Damon let his head rest on the hospital bed, which gave h
im a charming view of Elena’s right ear and her streaming sunlight-colored hair. Ears, he decided, could be quite deliciously kicky.
Absentmindedly, Damon set wards around the room in all directions—above and below, as well as around—and then he added a tripwire for the arrival of the next nurse. Then he shut his eyes and gave himself over to appreciation of the beauty of Elena’s complex and mysterious aura.
In minutes he was asleep.
* * *
Damon dreamed. He dreamed of being dead.
And he dreamed of all the little mistakes, the blunders he’d made, that had added up to the colossal error of getting him killed.
He dreamed that he and his little brother were taking Elena and Bonnie to the Nether World: the uncharted realm as far beneath the Dark Dimension as the Dark Dimension lay beneath the earth.
That had probably been the first mistake. Taking two humans—even humans with high psychic potential—to the Nether World was a bad idea; it demanded too much of fragile human minds and bodies.
After a nerve-shredding journey, they had reached their goal: the moon that was home to the largest magical star ball in the world.

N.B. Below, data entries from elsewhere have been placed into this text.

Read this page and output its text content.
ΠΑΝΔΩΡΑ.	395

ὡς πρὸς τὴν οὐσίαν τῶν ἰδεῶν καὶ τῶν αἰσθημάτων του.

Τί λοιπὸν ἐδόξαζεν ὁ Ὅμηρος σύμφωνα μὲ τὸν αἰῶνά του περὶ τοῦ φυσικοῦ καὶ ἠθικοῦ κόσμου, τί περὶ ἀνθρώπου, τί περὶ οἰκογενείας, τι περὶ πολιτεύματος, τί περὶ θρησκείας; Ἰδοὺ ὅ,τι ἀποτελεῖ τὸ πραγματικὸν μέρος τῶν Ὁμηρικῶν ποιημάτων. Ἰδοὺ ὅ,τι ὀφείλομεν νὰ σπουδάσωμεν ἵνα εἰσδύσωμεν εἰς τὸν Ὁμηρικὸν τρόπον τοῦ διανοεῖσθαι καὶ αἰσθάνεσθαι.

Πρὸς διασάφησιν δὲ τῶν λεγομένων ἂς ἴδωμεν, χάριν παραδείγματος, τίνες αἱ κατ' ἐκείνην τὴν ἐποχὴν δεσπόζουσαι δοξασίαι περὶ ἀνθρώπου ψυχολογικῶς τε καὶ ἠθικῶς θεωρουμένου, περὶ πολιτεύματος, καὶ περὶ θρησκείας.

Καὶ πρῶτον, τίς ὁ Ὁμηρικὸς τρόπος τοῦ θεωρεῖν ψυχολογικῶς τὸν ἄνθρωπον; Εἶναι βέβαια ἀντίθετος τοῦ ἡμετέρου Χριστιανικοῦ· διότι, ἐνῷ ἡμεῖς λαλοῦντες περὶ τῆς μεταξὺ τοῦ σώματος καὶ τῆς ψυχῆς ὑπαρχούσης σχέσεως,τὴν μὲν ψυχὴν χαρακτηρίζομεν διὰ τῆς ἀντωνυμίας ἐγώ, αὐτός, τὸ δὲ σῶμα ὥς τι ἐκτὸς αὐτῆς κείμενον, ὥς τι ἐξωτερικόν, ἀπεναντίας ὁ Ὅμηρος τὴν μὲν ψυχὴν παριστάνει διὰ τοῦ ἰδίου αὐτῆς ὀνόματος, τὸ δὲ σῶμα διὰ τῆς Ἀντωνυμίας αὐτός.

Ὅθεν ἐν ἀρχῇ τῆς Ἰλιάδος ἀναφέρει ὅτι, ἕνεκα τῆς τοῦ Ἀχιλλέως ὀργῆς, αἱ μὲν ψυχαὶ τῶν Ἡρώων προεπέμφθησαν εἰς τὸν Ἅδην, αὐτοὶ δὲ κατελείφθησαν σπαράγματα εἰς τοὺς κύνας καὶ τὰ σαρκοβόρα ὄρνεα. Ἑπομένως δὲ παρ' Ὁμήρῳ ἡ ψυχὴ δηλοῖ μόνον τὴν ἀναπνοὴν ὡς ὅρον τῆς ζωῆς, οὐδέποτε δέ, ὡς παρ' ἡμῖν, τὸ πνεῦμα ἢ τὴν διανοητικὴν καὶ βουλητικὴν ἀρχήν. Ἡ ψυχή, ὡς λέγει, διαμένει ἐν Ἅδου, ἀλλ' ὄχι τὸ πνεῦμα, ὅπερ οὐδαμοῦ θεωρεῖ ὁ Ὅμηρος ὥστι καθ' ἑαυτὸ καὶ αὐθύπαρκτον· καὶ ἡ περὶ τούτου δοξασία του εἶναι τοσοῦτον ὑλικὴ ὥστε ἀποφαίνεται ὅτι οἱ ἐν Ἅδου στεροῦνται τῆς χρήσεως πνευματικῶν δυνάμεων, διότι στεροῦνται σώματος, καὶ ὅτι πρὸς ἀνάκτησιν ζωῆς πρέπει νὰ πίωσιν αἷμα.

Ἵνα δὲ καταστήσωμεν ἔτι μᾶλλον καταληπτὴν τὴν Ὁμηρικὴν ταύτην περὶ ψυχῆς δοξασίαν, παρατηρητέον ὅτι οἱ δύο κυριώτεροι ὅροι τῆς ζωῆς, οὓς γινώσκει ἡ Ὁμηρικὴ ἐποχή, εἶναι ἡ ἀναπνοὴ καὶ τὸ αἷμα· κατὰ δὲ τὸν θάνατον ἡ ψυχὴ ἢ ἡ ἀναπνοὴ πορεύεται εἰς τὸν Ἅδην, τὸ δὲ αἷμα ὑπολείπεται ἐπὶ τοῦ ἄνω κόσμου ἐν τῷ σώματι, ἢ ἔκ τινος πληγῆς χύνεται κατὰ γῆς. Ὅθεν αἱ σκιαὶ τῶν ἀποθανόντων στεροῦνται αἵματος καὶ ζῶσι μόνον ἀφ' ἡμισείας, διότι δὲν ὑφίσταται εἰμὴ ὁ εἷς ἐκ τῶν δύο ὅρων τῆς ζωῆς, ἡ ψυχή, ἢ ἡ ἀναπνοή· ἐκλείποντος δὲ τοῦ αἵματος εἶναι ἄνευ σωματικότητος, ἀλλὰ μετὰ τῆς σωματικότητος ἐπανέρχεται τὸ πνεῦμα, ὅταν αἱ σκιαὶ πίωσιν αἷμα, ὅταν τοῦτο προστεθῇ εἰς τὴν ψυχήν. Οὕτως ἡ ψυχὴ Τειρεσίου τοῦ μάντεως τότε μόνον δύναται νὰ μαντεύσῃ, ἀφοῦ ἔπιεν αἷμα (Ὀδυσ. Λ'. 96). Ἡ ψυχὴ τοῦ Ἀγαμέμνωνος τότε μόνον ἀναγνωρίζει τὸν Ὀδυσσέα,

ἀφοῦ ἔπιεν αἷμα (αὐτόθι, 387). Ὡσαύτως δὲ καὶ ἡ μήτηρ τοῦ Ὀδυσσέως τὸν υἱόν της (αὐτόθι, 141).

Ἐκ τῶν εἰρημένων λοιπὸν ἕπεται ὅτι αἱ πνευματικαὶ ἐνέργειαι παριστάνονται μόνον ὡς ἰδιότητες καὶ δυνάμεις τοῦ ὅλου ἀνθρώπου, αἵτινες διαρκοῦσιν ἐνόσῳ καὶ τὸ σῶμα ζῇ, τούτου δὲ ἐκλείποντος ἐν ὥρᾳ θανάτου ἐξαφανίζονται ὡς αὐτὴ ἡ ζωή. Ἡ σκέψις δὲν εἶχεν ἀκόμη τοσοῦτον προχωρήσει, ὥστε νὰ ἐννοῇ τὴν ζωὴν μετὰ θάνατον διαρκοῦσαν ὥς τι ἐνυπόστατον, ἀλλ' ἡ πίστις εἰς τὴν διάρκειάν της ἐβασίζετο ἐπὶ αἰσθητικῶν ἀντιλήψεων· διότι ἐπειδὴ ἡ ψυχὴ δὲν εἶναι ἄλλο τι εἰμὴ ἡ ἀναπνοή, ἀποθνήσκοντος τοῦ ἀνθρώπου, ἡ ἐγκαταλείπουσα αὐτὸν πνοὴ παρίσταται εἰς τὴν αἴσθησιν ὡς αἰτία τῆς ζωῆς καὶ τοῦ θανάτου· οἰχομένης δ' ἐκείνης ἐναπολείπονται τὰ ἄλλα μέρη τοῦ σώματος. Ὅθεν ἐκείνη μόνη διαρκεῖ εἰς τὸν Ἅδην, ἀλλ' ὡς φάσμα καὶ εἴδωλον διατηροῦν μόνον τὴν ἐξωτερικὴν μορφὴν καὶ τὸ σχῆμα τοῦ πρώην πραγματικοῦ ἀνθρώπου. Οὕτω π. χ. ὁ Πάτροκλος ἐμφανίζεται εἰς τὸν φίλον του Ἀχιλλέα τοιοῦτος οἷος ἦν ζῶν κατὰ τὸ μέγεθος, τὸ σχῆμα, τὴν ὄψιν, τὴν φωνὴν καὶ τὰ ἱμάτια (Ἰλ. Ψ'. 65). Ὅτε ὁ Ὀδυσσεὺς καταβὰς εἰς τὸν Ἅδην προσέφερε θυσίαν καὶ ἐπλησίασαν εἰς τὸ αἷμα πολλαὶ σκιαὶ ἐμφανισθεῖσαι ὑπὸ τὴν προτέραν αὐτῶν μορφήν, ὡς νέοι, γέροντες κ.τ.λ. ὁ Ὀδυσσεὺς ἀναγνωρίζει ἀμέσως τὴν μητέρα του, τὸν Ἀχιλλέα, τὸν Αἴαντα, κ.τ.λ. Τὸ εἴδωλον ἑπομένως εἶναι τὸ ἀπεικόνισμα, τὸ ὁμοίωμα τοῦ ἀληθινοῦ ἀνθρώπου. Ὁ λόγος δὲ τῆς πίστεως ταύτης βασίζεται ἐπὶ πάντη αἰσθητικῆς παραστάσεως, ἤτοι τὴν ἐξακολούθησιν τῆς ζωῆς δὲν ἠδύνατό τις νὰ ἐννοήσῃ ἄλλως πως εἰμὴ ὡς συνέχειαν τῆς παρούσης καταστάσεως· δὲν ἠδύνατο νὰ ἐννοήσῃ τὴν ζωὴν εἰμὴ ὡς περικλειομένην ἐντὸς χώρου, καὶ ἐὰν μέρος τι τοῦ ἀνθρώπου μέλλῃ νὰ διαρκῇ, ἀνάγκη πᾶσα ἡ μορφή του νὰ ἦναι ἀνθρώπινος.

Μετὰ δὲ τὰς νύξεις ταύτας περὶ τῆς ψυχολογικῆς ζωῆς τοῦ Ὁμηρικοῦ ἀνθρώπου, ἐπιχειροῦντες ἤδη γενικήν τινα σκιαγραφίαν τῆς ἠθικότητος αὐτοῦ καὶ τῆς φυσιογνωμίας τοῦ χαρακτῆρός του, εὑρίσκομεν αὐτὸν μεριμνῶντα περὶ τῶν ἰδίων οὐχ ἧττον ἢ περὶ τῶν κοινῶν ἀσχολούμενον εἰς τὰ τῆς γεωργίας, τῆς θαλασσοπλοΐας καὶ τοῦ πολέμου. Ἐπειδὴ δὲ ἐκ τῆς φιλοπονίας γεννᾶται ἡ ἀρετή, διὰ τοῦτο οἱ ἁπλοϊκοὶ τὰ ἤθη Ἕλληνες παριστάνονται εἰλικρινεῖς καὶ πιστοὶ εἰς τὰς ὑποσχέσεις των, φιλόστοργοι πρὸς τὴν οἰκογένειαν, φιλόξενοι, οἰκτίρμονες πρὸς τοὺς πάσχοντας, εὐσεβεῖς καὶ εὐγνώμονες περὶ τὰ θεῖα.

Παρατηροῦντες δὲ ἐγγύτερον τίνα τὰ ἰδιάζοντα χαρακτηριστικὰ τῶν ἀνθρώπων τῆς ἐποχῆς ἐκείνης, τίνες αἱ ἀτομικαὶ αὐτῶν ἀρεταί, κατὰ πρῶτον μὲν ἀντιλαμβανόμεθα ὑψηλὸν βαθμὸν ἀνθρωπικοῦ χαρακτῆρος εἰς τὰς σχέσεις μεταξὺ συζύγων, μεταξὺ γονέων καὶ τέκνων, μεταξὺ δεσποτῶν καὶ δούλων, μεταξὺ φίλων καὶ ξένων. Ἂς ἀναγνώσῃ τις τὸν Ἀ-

Star balls were spherical containers. One the size of an orange could hold the Power of an Original vampire or demi-goddess/witch inside it. But, because they held such power, they also tended to be protected. Viciously, vigilantly protected.

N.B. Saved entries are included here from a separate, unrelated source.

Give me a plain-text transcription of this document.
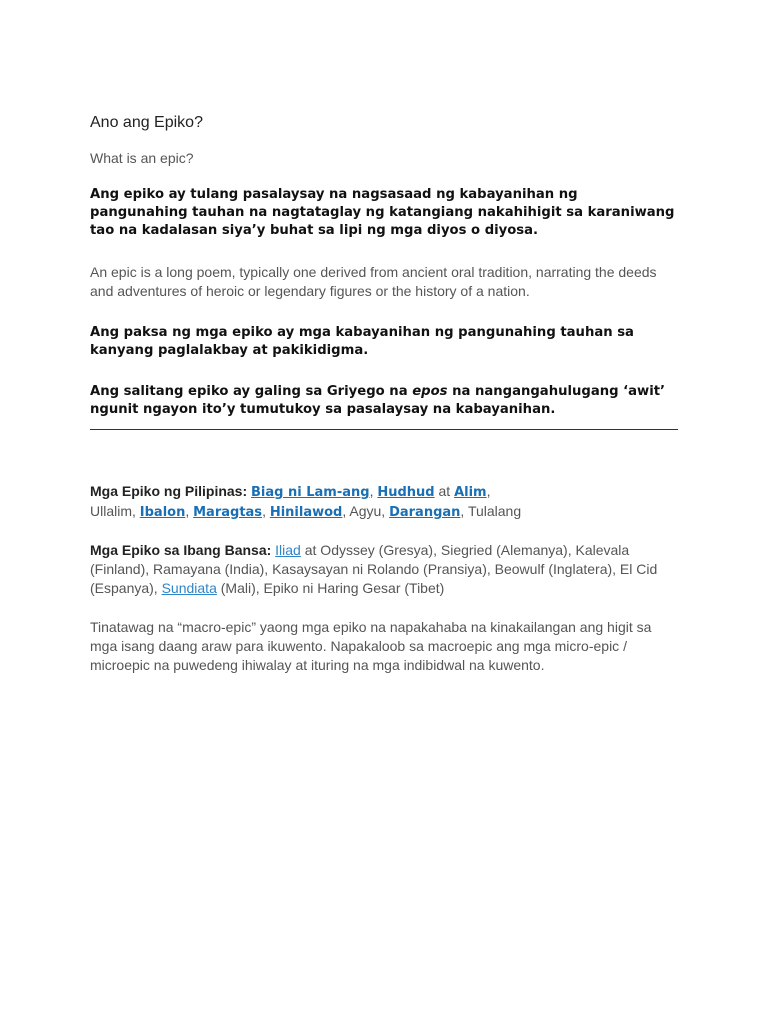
Ano ang Epiko?

What is an epic?

Ang epiko ay tulang pasalaysay na nagsasaad ng kabayanihan ng pangunahing tauhan na nagtataglay ng katangiang nakahihigit sa karaniwang tao na kadalasan siya’y buhat sa lipi ng mga diyos o diyosa.

An epic is a long poem, typically one derived from ancient oral tradition, narrating the deeds and adventures of heroic or legendary figures or the history of a nation.

Ang paksa ng mga epiko ay mga kabayanihan ng pangunahing tauhan sa kanyang paglalakbay at pakikidigma.

Ang salitang epiko ay galing sa Griyego na epos na nangangahulugang ‘awit’ ngunit ngayon ito’y tumutukoy sa pasalaysay na kabayanihan.

Mga Epiko ng Pilipinas: Biag ni Lam-ang, Hudhud at Alim,
Ullalim, Ibalon, Maragtas, Hinilawod, Agyu, Darangan, Tulalang
Mga Epiko sa Ibang Bansa: Iliad at Odyssey (Gresya), Siegried (Alemanya), Kalevala (Finland), Ramayana (India), Kasaysayan ni Rolando (Pransiya), Beowulf (Inglatera), El Cid (Espanya), Sundiata (Mali), Epiko ni Haring Gesar (Tibet)

Tinatawag na “macro-epic” yaong mga epiko na napakahaba na kinakailangan ang higit sa mga isang daang araw para ikuwento. Napakaloob sa macroepic ang mga micro-epic / microepic na puwedeng ihiwalay at ituring na mga indibidwal na kuwento.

And yet Damon had erred again: not communicating with his troops. He hadn’t explained this clearly enough to the human girls. Stefan took the forces that would be ranged against them as a matter of course, but Damon ought to have drawn a map of the danger for Elena and Bonnie.
They had found the star ball. It was enormous, too big for Damon’s arms to encircle, and shining with dazzling Power. It was lodged in the first fork of the Great Tree . . . the Tree whose canopy-like branches covered almost the entire surface of this small moon. Encircling the Tree’s great trunk was a space where the ground was different from what they had been walking on.

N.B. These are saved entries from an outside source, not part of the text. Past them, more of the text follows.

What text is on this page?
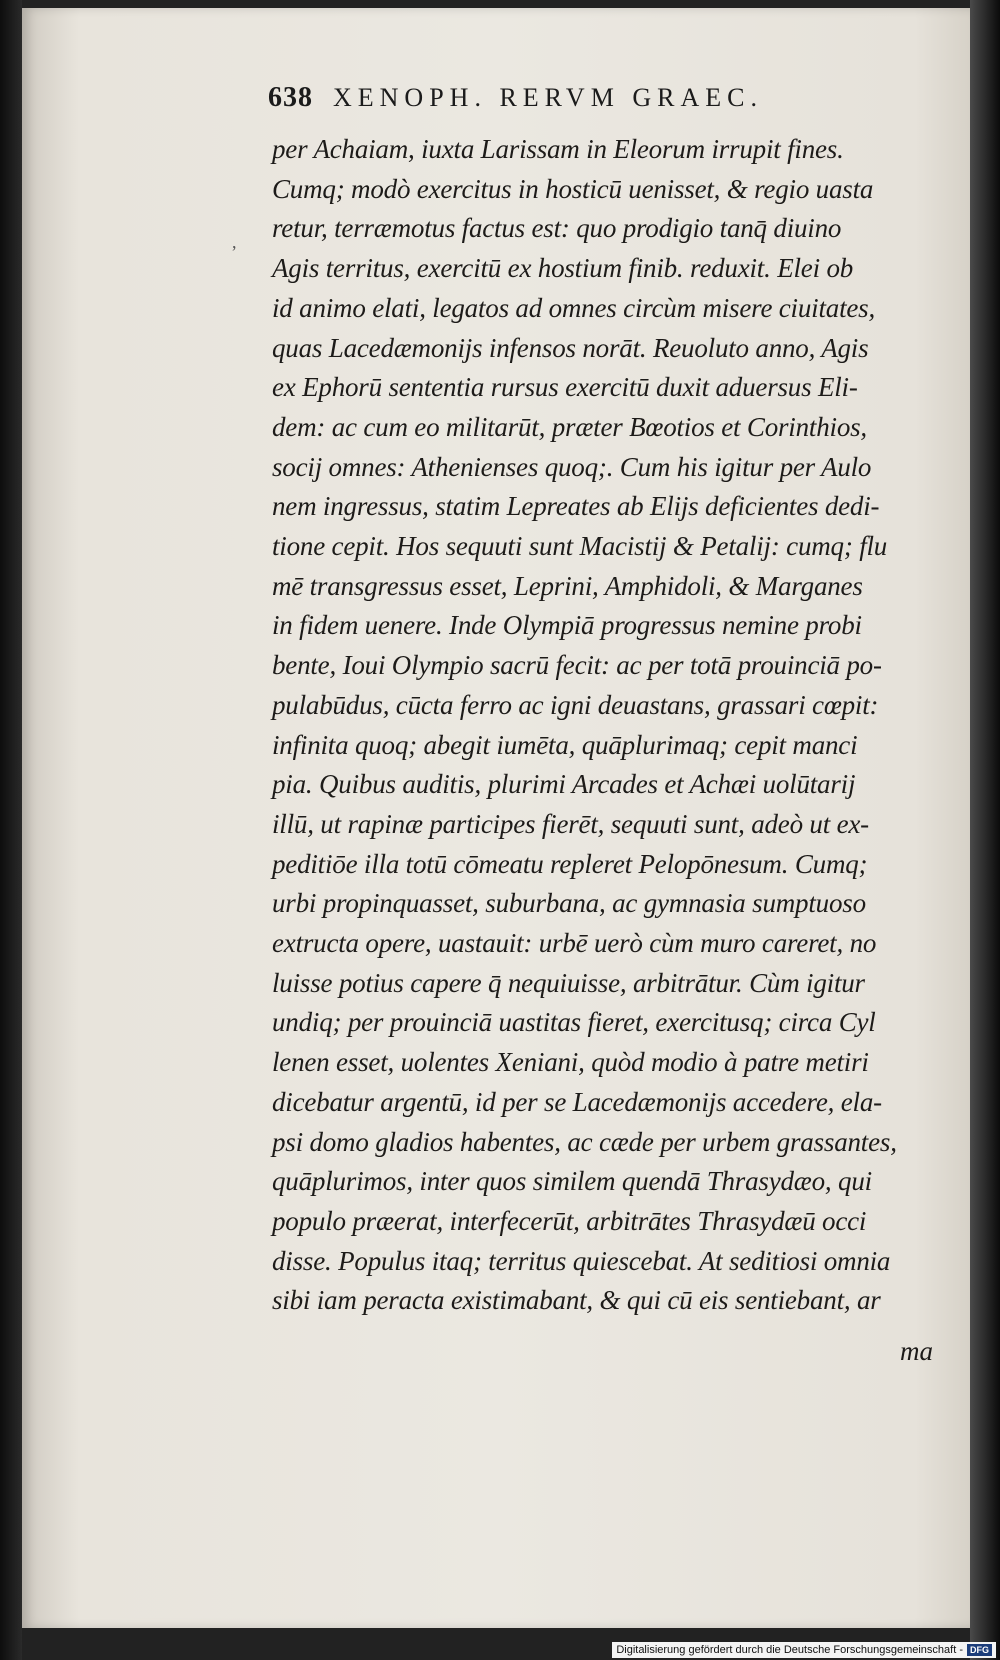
638 XENOPH. RERVM GRAEC.
,
per Achaiam, iuxta Larissam in Eleorum irrupit fines.
Cumq; modò exercitus in hosticū uenisset, & regio uasta
retur, terræmotus factus est: quo prodigio tanq̄ diuino
Agis territus, exercitū ex hostium finib. reduxit. Elei ob
id animo elati, legatos ad omnes circùm misere ciuitates,
quas Lacedæmonijs infensos norāt. Reuoluto anno, Agis
ex Ephorū sententia rursus exercitū duxit aduersus Eli-
dem: ac cum eo militarūt, præter Bœotios et Corinthios,
socij omnes: Athenienses quoq;. Cum his igitur per Aulo
nem ingressus, statim Lepreates ab Elijs deficientes dedi-
tione cepit. Hos sequuti sunt Macistij & Petalij: cumq; flu
mē transgressus esset, Leprini, Amphidoli, & Marganes
in fidem uenere. Inde Olympiā progressus nemine probi
bente, Ioui Olympio sacrū fecit: ac per totā prouinciā po-
pulabūdus, cūcta ferro ac igni deuastans, grassari cœpit:
infinita quoq; abegit iumēta, quāplurimaq; cepit manci
pia. Quibus auditis, plurimi Arcades et Achæi uolūtarij
illū, ut rapinæ participes fierēt, sequuti sunt, adeò ut ex-
peditiōe illa totū cōmeatu repleret Pelopōnesum. Cumq;
urbi propinquasset, suburbana, ac gymnasia sumptuoso
extructa opere, uastauit: urbē uerò cùm muro careret, no
luisse potius capere q̄ nequiuisse, arbitrātur. Cùm igitur
undiq; per prouinciā uastitas fieret, exercitusq; circa Cyl
lenen esset, uolentes Xeniani, quòd modio à patre metiri
dicebatur argentū, id per se Lacedæmonijs accedere, ela-
psi domo gladios habentes, ac cæde per urbem grassantes,
quāplurimos, inter quos similem quendā Thrasydæo, qui
populo præerat, interfecerūt, arbitrātes Thrasydæū occi
disse. Populus itaq; territus quiescebat. At seditiosi omnia
sibi iam peracta existimabant, & qui cū eis sentiebant, ar
ma
Digitalisierung gefördert durch die Deutsche Forschungsgemeinschaft - DFG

And here came the really serious blunder. Damon should have, in no uncertain terms, told Elena and Bonnie to keep back from this strange soil. At this most crucial time, he’d failed to function as a leader: he hadn’t given the single order necessary to protect his troops.
Instead, he and Stefan—half-blinded by the coruscating brilliance of the star ball—had begun automatically analyzing the desolate circle of sand: sending psychic probes against it, trying to evaluate what it was meant to do, and how the Tree intended to defend itself from any intruder that set foot on it.